As their bands came up as peers on the early-2000s nu-metal scene, Fred Durst of Limp Bizkit and Chester Bennington of Linkin Park also became personal friends. Bennington died last week at age 41, and today, Durst spoke to Variety with a thoughtful remembrance of his late colleague.

Durst’s first memory of Bennington is from a European tour, where Linkin Park opened for Limp Bizkit. As Durst recalls, Bennington and his band “so excited and so shy” to hang out with Bizkit, who rewarded them with a champagne shower. He went on to remember Bennington as a man whose inner “pain and torture” inspired warmth and empathy towards others:

I can say so many wonderful things about the Chester I knew.

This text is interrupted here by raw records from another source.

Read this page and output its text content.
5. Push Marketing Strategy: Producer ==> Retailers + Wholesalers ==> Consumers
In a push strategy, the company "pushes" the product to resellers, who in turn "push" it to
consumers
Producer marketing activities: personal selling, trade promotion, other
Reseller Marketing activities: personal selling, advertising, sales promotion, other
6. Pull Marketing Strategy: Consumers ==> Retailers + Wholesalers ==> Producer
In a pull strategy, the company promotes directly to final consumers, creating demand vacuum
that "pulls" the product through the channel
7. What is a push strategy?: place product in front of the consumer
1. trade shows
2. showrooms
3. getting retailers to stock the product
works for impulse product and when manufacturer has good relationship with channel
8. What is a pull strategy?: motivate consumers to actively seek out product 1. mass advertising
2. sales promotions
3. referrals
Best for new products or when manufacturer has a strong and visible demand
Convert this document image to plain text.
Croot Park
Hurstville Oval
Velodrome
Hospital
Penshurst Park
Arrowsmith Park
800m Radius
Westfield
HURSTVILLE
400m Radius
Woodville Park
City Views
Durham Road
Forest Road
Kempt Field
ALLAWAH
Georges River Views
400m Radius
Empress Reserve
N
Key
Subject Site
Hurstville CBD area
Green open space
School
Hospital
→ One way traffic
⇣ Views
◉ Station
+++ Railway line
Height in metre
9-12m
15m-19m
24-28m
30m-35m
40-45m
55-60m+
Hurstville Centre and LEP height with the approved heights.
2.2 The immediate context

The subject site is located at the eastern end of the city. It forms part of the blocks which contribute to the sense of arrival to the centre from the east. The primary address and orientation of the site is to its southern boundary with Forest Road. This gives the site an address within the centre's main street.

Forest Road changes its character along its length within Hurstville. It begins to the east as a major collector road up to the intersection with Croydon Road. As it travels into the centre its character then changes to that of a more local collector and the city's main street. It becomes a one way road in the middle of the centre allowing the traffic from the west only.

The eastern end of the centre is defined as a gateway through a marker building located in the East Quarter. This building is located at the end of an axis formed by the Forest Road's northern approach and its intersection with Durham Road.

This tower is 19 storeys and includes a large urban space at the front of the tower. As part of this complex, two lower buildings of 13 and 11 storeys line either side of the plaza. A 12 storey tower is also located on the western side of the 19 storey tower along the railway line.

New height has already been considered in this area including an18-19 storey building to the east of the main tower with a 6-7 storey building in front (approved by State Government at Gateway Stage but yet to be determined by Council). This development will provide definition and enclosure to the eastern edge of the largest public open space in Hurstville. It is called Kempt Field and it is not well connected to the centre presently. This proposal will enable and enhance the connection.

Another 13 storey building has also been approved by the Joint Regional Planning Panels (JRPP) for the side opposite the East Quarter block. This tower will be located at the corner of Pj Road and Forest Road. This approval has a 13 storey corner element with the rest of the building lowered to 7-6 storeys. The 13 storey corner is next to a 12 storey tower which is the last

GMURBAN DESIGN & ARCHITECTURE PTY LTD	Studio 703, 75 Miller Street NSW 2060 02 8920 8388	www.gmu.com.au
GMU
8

He had a way of making anyone he spoke to feel heard, understood and significant. His aura and spirit were contagious and empowering. Often those types of people have so much pain and torture inside that the last thing they want is to contaminate or break the spirit of others.

He would go out of his way to make sure you knew he truly cares. As real and transparent as our conversations would be, he was always the one projecting light on the shadows. In my last conversation with him, he was holding his two cute puppies and giving me the most selfless and motivational compliments in regards to Limp Bizkit and myself and thanking me for paving the path for bands like Linkin Park.

In return, I told him if it weren’t for him and his voice and his words, this genre would never have reached the masses and affected so many lives. I thanked him for being so courageous and humble and for always being such a gentleman. We laughed and hugged and told jokes as if there would always be a tomorrow for us to meet again.